The top three were very close. Marichal's hitting moved him above Koufax, and neither Koufax nor Robinson got enough of a postseason bump to catch him. From Bunning to Gibson is pretty tightly packed, then Clemente gets on as the best corner outfielder in baseball.
   20. DL from MN Posted: November 01, 2011 at 09:18 PM (#3984557)
Election is closed
   21. Rick A. Posted: November 02, 2011 at 01:59 AM (#3984698)
Sorry, thought the election deadline was tomorrow night.
I will post my 1966 Ballot here, just for the record, but I understand that you can't count it.

1. Sandy Koufax
2. Frank Robinson
3. Willie Mays
4. Juan Marichal
5. Dick Allen
6. Jim Bunning
7. Joe Torre
8. Willie McCovey
9. Ron Santo
10. Al Kaline
   22. bjhanke Posted: November 02, 2011 at 10:40 AM (#3984842)
Chris (Fluit) -

Thanks SO much for moving my ballot over. I had completely missed comment #8 and thought I had another day. Between Cardinal baseball and the Goth scene (for which Halloween is the primary holiday in the year, and the biggest club party started at 8pm Monday night), I've been out of my house or glued to the TV or asleep for pretty much the last 3 weeks. I made a few posts to other threads (mostly about TLR), but that was it for time. Transferring my ballot from the discussion thread was something I needed and didn't know I needed until just now, when I was about to start looking it over for any final changes.

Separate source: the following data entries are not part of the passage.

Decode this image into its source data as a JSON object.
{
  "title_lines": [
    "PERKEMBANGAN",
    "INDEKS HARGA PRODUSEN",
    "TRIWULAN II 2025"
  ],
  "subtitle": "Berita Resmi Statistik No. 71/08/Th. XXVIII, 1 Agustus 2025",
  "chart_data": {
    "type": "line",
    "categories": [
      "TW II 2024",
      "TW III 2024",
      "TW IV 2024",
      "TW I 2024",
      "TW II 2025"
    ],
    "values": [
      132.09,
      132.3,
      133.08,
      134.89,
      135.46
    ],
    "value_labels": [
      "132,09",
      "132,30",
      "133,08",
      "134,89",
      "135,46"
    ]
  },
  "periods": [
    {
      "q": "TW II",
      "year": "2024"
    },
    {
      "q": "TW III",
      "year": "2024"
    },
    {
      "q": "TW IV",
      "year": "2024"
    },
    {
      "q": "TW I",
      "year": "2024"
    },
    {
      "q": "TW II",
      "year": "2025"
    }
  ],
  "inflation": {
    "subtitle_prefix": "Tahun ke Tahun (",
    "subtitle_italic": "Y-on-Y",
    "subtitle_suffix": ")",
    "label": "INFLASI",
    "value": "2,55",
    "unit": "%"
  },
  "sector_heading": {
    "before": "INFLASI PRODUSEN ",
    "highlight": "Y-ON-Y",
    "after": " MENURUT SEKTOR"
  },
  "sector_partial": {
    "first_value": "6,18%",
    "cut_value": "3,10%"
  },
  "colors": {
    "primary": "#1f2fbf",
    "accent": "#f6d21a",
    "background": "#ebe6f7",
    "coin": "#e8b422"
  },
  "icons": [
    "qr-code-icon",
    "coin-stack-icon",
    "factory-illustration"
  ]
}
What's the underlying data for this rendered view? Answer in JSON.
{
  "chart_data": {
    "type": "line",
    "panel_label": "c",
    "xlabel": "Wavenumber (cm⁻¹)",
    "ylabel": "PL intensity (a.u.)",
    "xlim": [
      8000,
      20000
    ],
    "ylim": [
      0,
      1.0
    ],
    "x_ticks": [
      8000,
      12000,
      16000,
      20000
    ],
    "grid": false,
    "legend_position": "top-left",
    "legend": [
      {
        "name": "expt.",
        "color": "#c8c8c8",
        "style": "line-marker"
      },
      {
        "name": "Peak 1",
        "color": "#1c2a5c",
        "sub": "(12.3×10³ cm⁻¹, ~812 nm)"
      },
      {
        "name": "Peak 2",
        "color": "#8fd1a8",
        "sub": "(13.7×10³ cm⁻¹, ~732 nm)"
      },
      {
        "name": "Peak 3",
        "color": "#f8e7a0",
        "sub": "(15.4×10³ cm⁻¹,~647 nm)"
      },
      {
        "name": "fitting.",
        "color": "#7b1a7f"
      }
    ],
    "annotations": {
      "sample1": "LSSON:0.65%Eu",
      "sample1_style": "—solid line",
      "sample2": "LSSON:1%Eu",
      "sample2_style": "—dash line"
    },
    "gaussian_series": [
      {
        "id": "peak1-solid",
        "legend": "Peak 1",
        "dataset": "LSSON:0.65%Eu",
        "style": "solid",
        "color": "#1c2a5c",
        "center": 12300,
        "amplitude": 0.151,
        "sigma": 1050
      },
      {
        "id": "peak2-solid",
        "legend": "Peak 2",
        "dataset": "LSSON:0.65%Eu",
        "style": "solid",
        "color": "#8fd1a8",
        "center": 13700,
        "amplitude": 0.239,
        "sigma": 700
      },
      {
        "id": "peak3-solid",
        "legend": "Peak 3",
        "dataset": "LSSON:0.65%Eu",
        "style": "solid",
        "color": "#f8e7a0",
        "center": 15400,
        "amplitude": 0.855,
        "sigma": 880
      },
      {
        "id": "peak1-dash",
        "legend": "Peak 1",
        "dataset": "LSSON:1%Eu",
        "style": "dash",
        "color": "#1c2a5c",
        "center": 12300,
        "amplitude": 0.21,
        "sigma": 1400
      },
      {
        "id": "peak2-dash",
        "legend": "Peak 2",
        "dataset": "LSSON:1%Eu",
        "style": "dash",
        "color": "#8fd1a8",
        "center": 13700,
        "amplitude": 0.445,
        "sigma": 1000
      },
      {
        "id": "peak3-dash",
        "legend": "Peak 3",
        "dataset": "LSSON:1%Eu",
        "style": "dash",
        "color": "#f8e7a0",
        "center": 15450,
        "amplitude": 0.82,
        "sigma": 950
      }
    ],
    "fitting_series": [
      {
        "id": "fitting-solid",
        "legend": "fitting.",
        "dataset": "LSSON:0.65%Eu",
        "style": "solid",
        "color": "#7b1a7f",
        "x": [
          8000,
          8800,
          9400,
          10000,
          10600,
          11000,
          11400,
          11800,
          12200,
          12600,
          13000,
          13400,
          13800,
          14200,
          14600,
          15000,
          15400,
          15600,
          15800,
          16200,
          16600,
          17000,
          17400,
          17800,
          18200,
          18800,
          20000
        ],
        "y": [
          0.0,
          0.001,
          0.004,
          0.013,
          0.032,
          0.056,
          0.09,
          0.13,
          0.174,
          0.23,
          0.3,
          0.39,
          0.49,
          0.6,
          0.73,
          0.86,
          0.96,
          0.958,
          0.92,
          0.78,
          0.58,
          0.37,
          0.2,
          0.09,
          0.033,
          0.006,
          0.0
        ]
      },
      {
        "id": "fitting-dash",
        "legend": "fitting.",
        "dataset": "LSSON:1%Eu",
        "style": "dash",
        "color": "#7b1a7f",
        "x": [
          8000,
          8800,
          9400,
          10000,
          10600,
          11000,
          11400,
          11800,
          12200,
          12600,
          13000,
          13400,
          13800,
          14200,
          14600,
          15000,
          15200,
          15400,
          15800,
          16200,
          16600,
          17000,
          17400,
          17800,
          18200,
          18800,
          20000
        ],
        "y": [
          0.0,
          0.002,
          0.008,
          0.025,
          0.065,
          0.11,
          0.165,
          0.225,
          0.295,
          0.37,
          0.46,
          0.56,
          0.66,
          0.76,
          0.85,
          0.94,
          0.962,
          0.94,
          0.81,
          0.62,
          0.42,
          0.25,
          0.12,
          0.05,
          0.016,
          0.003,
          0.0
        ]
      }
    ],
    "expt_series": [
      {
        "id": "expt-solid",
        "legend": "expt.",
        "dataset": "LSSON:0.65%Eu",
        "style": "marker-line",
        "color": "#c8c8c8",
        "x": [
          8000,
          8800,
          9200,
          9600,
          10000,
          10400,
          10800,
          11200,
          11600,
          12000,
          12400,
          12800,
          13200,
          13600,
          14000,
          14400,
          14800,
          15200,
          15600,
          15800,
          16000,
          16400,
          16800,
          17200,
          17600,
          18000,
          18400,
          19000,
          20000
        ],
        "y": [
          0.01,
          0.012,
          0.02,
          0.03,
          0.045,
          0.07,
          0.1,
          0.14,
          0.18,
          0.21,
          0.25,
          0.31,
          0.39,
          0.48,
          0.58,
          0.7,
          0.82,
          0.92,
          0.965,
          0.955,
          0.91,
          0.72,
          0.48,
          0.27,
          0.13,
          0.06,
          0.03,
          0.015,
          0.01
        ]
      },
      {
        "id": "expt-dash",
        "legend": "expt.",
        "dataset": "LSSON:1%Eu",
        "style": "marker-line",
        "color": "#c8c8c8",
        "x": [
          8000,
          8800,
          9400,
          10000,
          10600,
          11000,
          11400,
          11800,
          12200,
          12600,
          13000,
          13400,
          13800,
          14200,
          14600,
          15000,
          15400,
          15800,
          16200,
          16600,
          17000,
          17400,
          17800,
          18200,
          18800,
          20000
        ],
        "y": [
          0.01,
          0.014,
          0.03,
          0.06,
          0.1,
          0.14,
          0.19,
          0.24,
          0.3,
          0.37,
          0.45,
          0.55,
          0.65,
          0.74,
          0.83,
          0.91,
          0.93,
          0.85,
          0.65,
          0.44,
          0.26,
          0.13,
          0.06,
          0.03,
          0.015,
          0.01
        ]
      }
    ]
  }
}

I owe you one. If you ever need it, just remind me.

- Brock Hanke
   23. Qufini Posted: November 02, 2011 at 02:26 PM (#3984930)
You're welcome.
   24. Howie Menckel Posted: November 03, 2011 at 01:48 AM (#3985460)
Any chance we can count Rick A's ballot for posterity? I have been a deadline stickler over the years, but I thought I saw mixed messages about this one - and maybe the most reliable posters get a little slack in that case?

Or did it count anyway?

However it plays out, no further comments from this precinct. Just a query, and I'll accept whatever the decision.....
   25. John (You Can Call Me Grandma) Murphy Posted: November 03, 2011 at 06:21 PM (#3985914)
I agree with Howie, since the deadline was incorrectly posted above.
   26. Rick A. Posted: November 04, 2011 at 02:36 PM (#3986403)
John and Howie,

Thanks for the support. This would be the first election that I would have missed, not counting the BBWAA mock HOF votes.

However, I am also a deadline stickler. When Joe missed the election deadline a few years ago, I was against counting his ballot even though I didn't say anything at the time. How can we make an exception for me when the founder of the HOM project didn't get one?

In short, it was my job to know when the deadline was, but due to a busy week I missed it.

That is my fault and my ballot should not be counted.